There is a long-recognized paradox: in models with random, but sensibly chosen, parameters, the probability of a locally stable equilibrium declines sharply as complexity increases46. Yet, the ever-smaller fraction of models that are stable tend to be more resilient3. (Resilient in the narrow sense that the largest eigenvalue in the linearized system will be more negative and disturbances will dissipate more quickly14,15.) McCann et al.55 developed this idea to argue the importance of weak linkages and their particular arrangement.

Indirect effects—those mediated by intermediate species—are often in the opposite direction to those expected on the basis of direct interactions alone15,51,56. They are best known from experiments in the intertidal zones of sea-shores. Menge's review57 of 23 of them is key. As species richness increased, a typical species interacted strongly with more species and through more indirect pathways.

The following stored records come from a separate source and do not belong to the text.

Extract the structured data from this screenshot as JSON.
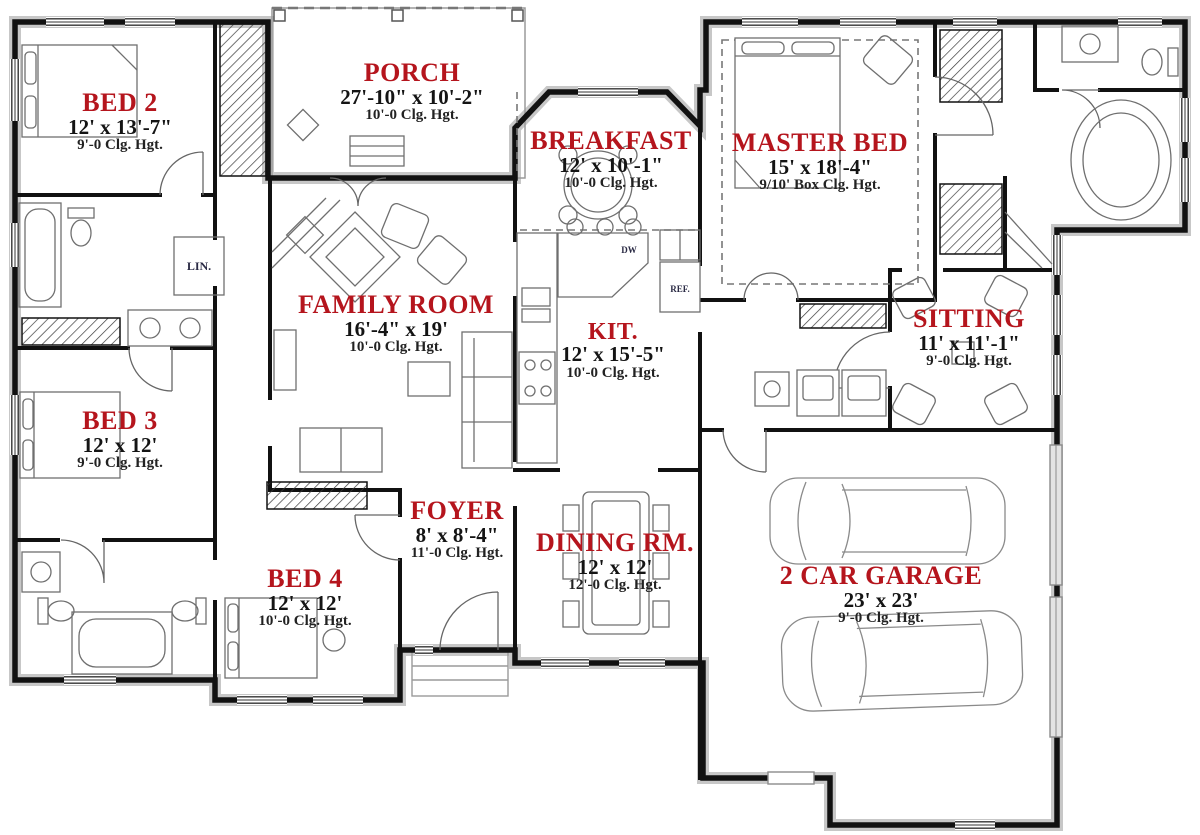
{
  "plan": {
    "type": "single-story house floor plan",
    "accent_color": "#B5151D",
    "wall_color": "#111111",
    "rooms": [
      {
        "id": "bed2",
        "name": "BED 2",
        "dimensions": "12' x 13'-7\"",
        "ceiling": "9'-0 Clg. Hgt."
      },
      {
        "id": "porch",
        "name": "PORCH",
        "dimensions": "27'-10\" x 10'-2\"",
        "ceiling": "10'-0 Clg. Hgt."
      },
      {
        "id": "breakfast",
        "name": "BREAKFAST",
        "dimensions": "12' x 10'-1\"",
        "ceiling": "10'-0 Clg. Hgt."
      },
      {
        "id": "master",
        "name": "MASTER BED",
        "dimensions": "15' x 18'-4\"",
        "ceiling": "9/10' Box Clg. Hgt."
      },
      {
        "id": "family",
        "name": "FAMILY ROOM",
        "dimensions": "16'-4\" x 19'",
        "ceiling": "10'-0 Clg. Hgt."
      },
      {
        "id": "kitchen",
        "name": "KIT.",
        "dimensions": "12' x 15'-5\"",
        "ceiling": "10'-0 Clg. Hgt."
      },
      {
        "id": "sitting",
        "name": "SITTING",
        "dimensions": "11' x 11'-1\"",
        "ceiling": "9'-0 Clg. Hgt."
      },
      {
        "id": "bed3",
        "name": "BED 3",
        "dimensions": "12' x 12'",
        "ceiling": "9'-0 Clg. Hgt."
      },
      {
        "id": "foyer",
        "name": "FOYER",
        "dimensions": "8' x 8'-4\"",
        "ceiling": "11'-0 Clg. Hgt."
      },
      {
        "id": "dining",
        "name": "DINING RM.",
        "dimensions": "12' x 12'",
        "ceiling": "12'-0 Clg. Hgt."
      },
      {
        "id": "bed4",
        "name": "BED 4",
        "dimensions": "12' x 12'",
        "ceiling": "10'-0 Clg. Hgt."
      },
      {
        "id": "garage",
        "name": "2 CAR GARAGE",
        "dimensions": "23' x 23'",
        "ceiling": "9'-0 Clg. Hgt."
      }
    ],
    "fixtures": {
      "linen_closet": "LIN.",
      "dishwasher": "DW",
      "refrigerator": "REF."
    }
  }
}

Complex webs also pose a challenge when one considers severe changes such as the addition or removal of species. What will be the consequences of extinction rates that are now hundreds to thousands of times faster than normal58? Consider the apparent paradox of two classic results: MacArthur's model59 and Paine's experiment of removing a top predator from the inter-tidal zones60. Dynamical models of species removals show that the more polyphagous the predators, the less the effect caused by removing one of its prey species (measured as the probability that the predator will be lost3). Thus, MacArthur's model is correct, but it is incomplete. Paine showed, and models confirm15 that removing the predators of polyphages eliminates many of the latter's prey species. Thus, whether simple or highly connected model food webs are robust to the loss of species depends entirely on whether one looks at top predators or plant species15. Moreover, changes in species composition may be large while changes in the biomass may be small, and vice versa15.

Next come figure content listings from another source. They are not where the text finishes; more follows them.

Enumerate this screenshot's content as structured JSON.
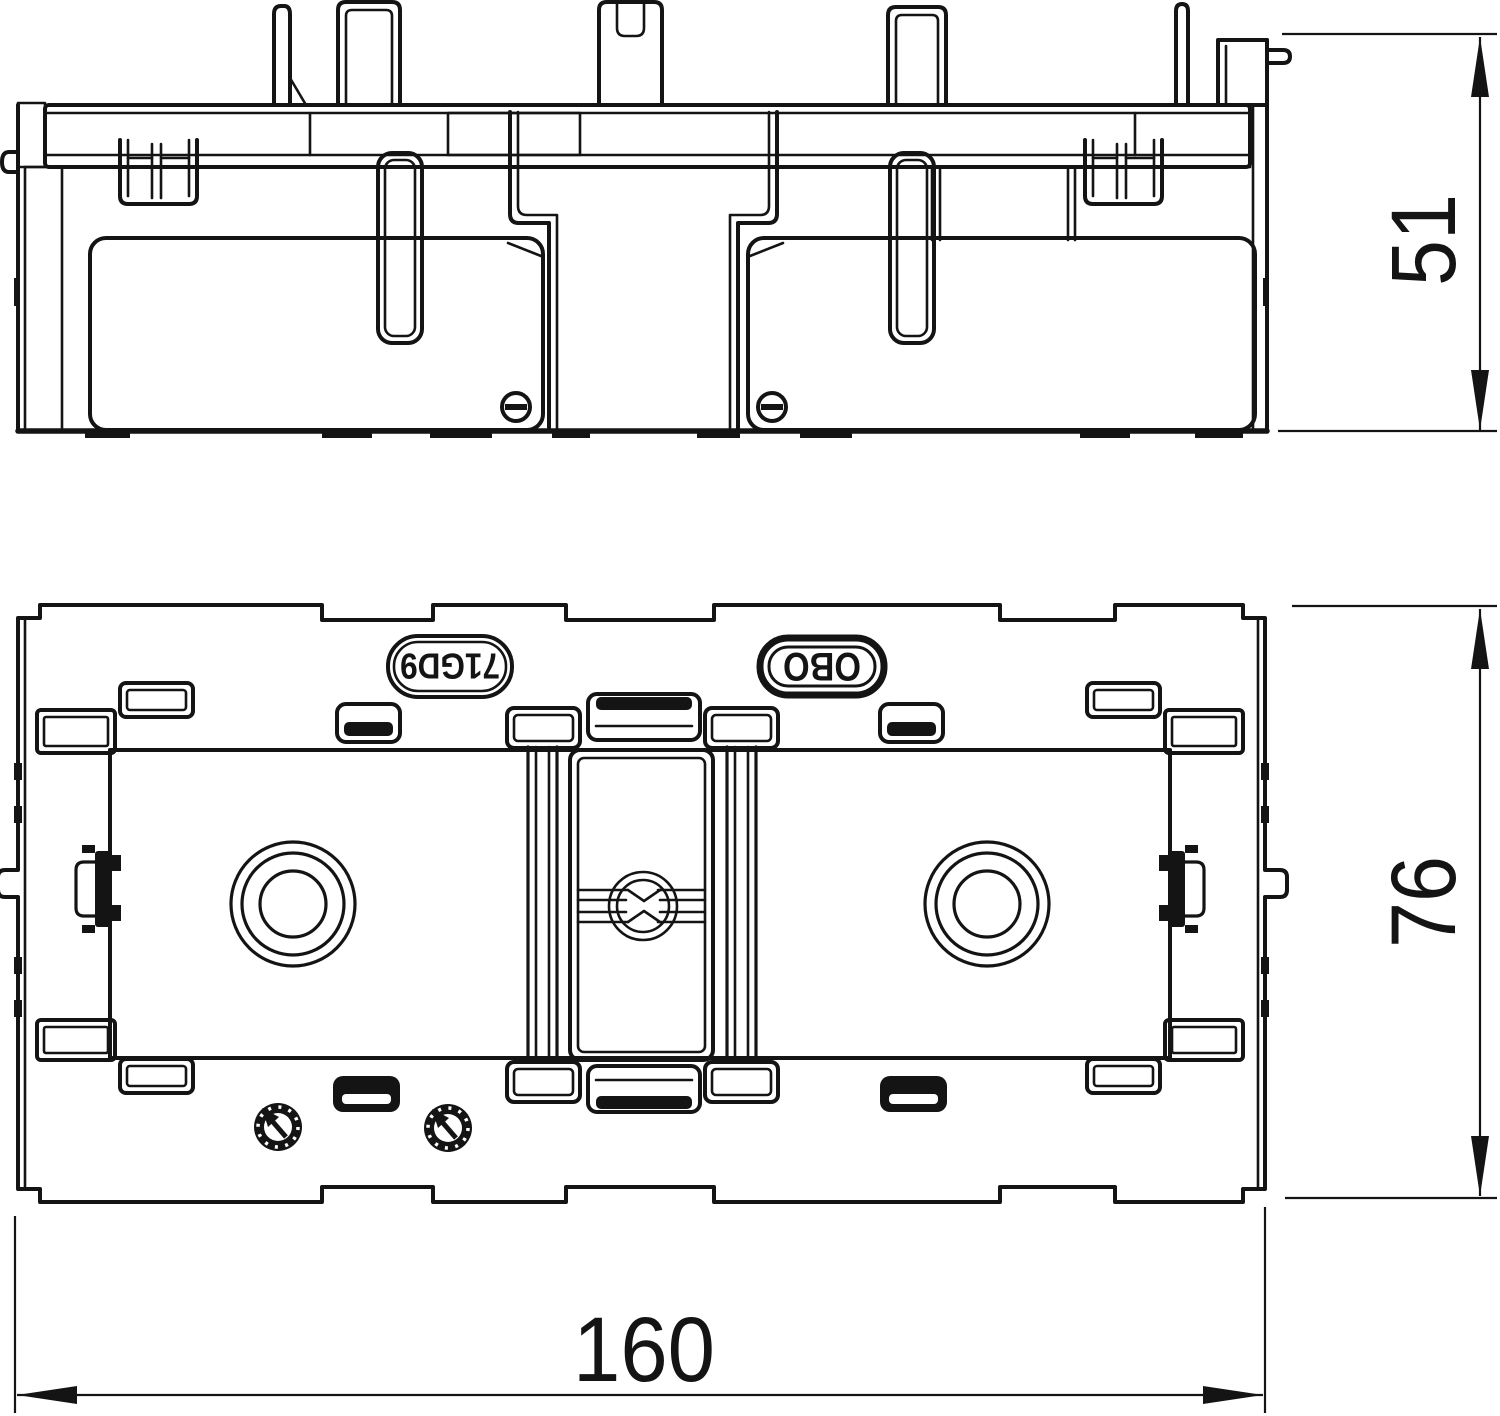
{
  "drawing": {
    "type": "technical-drawing",
    "labels": {
      "product_code": "71GD9",
      "brand": "OBO"
    },
    "dimensions": {
      "side_height_mm": "51",
      "plan_height_mm": "76",
      "overall_width_mm": "160"
    },
    "colors": {
      "line": "#141414",
      "background": "#ffffff"
    }
  }
}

Into this already complex story come recent studies using strictly topological approaches (that is, without population dynamics) to actual webs, as against abstractions of them. When the most connected species are successively removed from the web, the web is not ‘species deletion stable’3. Many species lose their only prey source (and so must become extinct in turn), and the web quickly breaks into many disconnected sub-webs61,62,63,64. By contrast, when disasters extirpate species randomly, these webs are robust, showing both little fragmentation and few secondary extinctions61,62,63,64. Perhaps well-connected species are those that are relatively abundant at their particular trophic level and so are unlikely to be lost.

In sum, we do not completely understand how species persist in complex webs when disturbances propagate quickly and apparently strongly. More realistic models that incorporate the relationships between link strength, abundance and trophic generalization may provide the answers.

Conclusions

Our knowledge of the structure of ecological networks is still incomplete in important areas that include compartments and reciprocal specialization. Species are closer than previously thought, and many webs have very dense clusters of linkages. The relationships between body size, abundance, trophic specialization and nested diets (both across and within trophic levels) are not only interesting in themselves9,35,38: they may constrain web dynamics in theoretically unexplored ways. Such constraints may be essential to explain the persistence of species in a constantly changing world, and the tolerance of current ecosystems to natural gains and losses of species as well as their vulnerability to unnaturally inflated extinction rates.